I am trying to take derivative of following function w.r.t matrix $X$ where $X$ is not a square matrix hence singular.
$$ f(X) = X(X^TX)^{-1}X^T $$ I used product rule for the function with $U = X, V = (X^TX)^{-1} and W = X^T$. I am stuck at how to take derivative of matrix w.r.t to a matrix.

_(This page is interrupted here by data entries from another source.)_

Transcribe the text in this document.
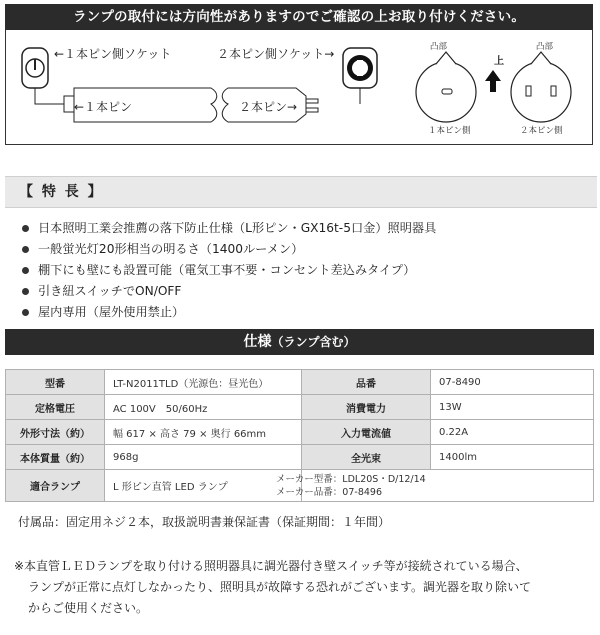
ランプの取付には方向性がありますのでご確認の上お取り付けください。
←１本ピン側ソケット	２本ピン側ソケット→
←１本ピン	２本ピン→
凸部	凸部
上
１本ピン側	２本ピン側
【 特 長 】
日本照明工業会推薦の落下防止仕様（L形ピン・GX16t-5口金）照明器具
一般蛍光灯20形相当の明るさ（1400ルーメン）
棚下にも壁にも設置可能（電気工事不要・コンセント差込みタイプ）
引き紐スイッチでON/OFF
屋内専用（屋外使用禁止）
仕様（ランプ含む）
型番	LT-N2011TLD（光源色：昼光色）	品番	07-8490
定格電圧	AC 100V　50/60Hz	消費電力	13W
外形寸法（約）	幅 617 × 高さ 79 × 奥行 66mm	入力電流値	0.22A
本体質量（約）	968g	全光束	1400lm
適合ランプ	L 形ピン直管 LED ランプ	メーカー型番：LDL20S・D/12/14
メーカー品番：07-8496	
付属品：固定用ネジ２本，取扱説明書兼保証書（保証期間：１年間）
※本直管ＬＥＤランプを取り付ける照明器具に調光器付き壁スイッチ等が接続されている場合、
ランプが正常に点灯しなかったり、照明具が故障する恐れがございます。調光器を取り除いて
からご使用ください。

I used the vec concept given in
http://www.iro.umontreal.ca/~pift6266/A06/refs/minka-matrix.pdf
it solved $U$ but not sure about $V and W$. Is there a better way to solve the function ?

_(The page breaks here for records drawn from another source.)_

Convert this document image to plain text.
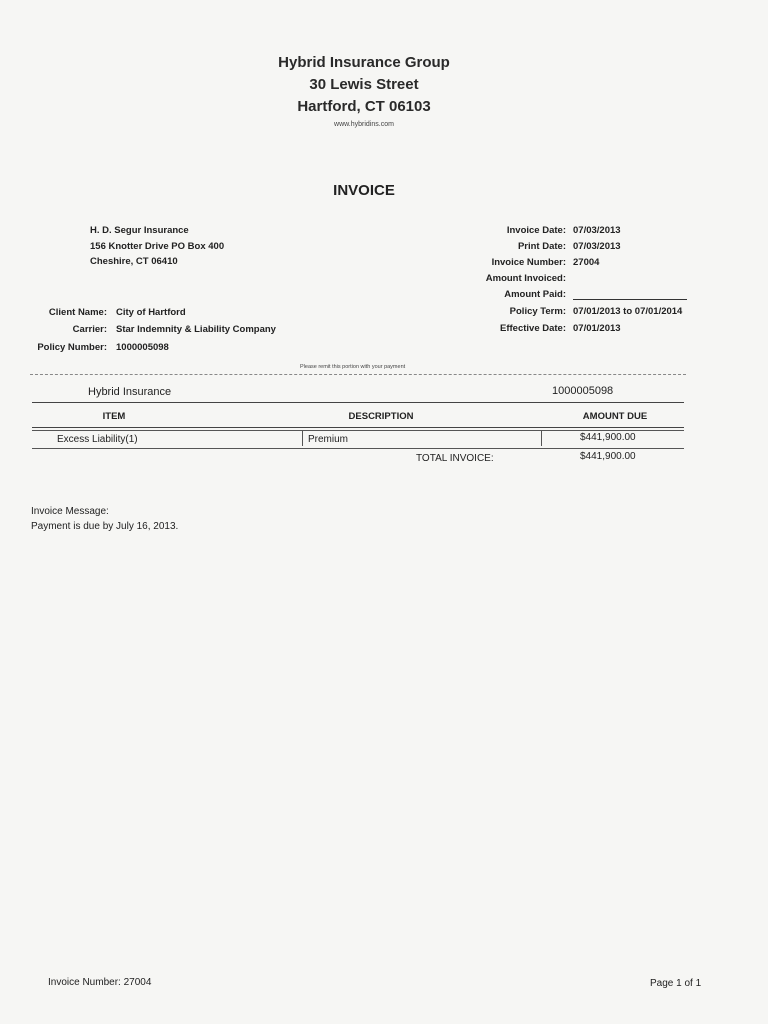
Hybrid Insurance Group
30 Lewis Street
Hartford, CT 06103
www.hybridins.com
INVOICE
H. D. Segur Insurance
156 Knotter Drive PO Box 400
Cheshire, CT 06410
Client Name: City of Hartford
Carrier: Star Indemnity & Liability Company
Policy Number: 1000005098
Invoice Date: 07/03/2013
Print Date: 07/03/2013
Invoice Number: 27004
Amount Invoiced:
Amount Paid:
Policy Term: 07/01/2013 to 07/01/2014
Effective Date: 07/01/2013
Please remit this portion with your payment
Hybrid Insurance	1000005098
ITEM	DESCRIPTION	AMOUNT DUE
Excess Liability(1)	Premium	$441,900.00
TOTAL INVOICE:	$441,900.00
Invoice Message:
Payment is due by July 16, 2013.
Invoice Number: 27004	Page 1 of 1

$$\eqalign{ P &= \{{\rm known}\} \\ X &= \{{\rm unknown}\} \\ \\ Y &= X^T \\ F &= X(X^TX)^{-1}X^T \;\doteq\; XX^+ = Y^+Y \\ F^2 &= Y^+YF = Y^+Y = F = F^T \\ FY^+ &= Y^+YY^+ = Y^+ \\ M &= (F-P) \quad\implies\quad dM = dF \\ S &= P+P^T \quad\implies\quad M+M^T = 2F-S \\ \\ \phi &= \tfrac 12\big\|M\big\|^2_F \\ &= \tfrac 12M:M \qquad\qquad\big\{{\rm Frobenius\:Product}\big\}\\ \\ d\phi &= M:dM \\ &= M:dF \\ &= M:\Big(dX\,X^+ + Y^+dY - Y^+\Big(Y\,dX+dY\,X\Big)X^+\Big) \\ &= \big(MY^+ - Y^+YMY^+\big):dX + \big(X^+M - X^+MXX^+\big):dY \\ &= \big(MY^+ -Y^+YMY^+\big):dX +\big(M^TY^+ -Y^+YM^TY^+\big):dX \\ &= \big(Y^+YSY^+ -SY^+\big):dX \\ &= \big(X^+SXX^+ -X^+S\big):dY \\ \\ \frac{\partial \phi}{\partial Y} &= (X^+SXX^+ -X^+S) \;\doteq\; 0 \\ \\ X^+S &= X^+SXX^+ \quad\implies\quad S = XX^T \\ \\ }$$ Thus any decomposition (Cholesky, LU, etc) of the symmetric matrix $S = (P+P^T)$ of the form $XX^T$ produces a serviceable solution of the zero gradient condition and minimizes the objective function $\phi$.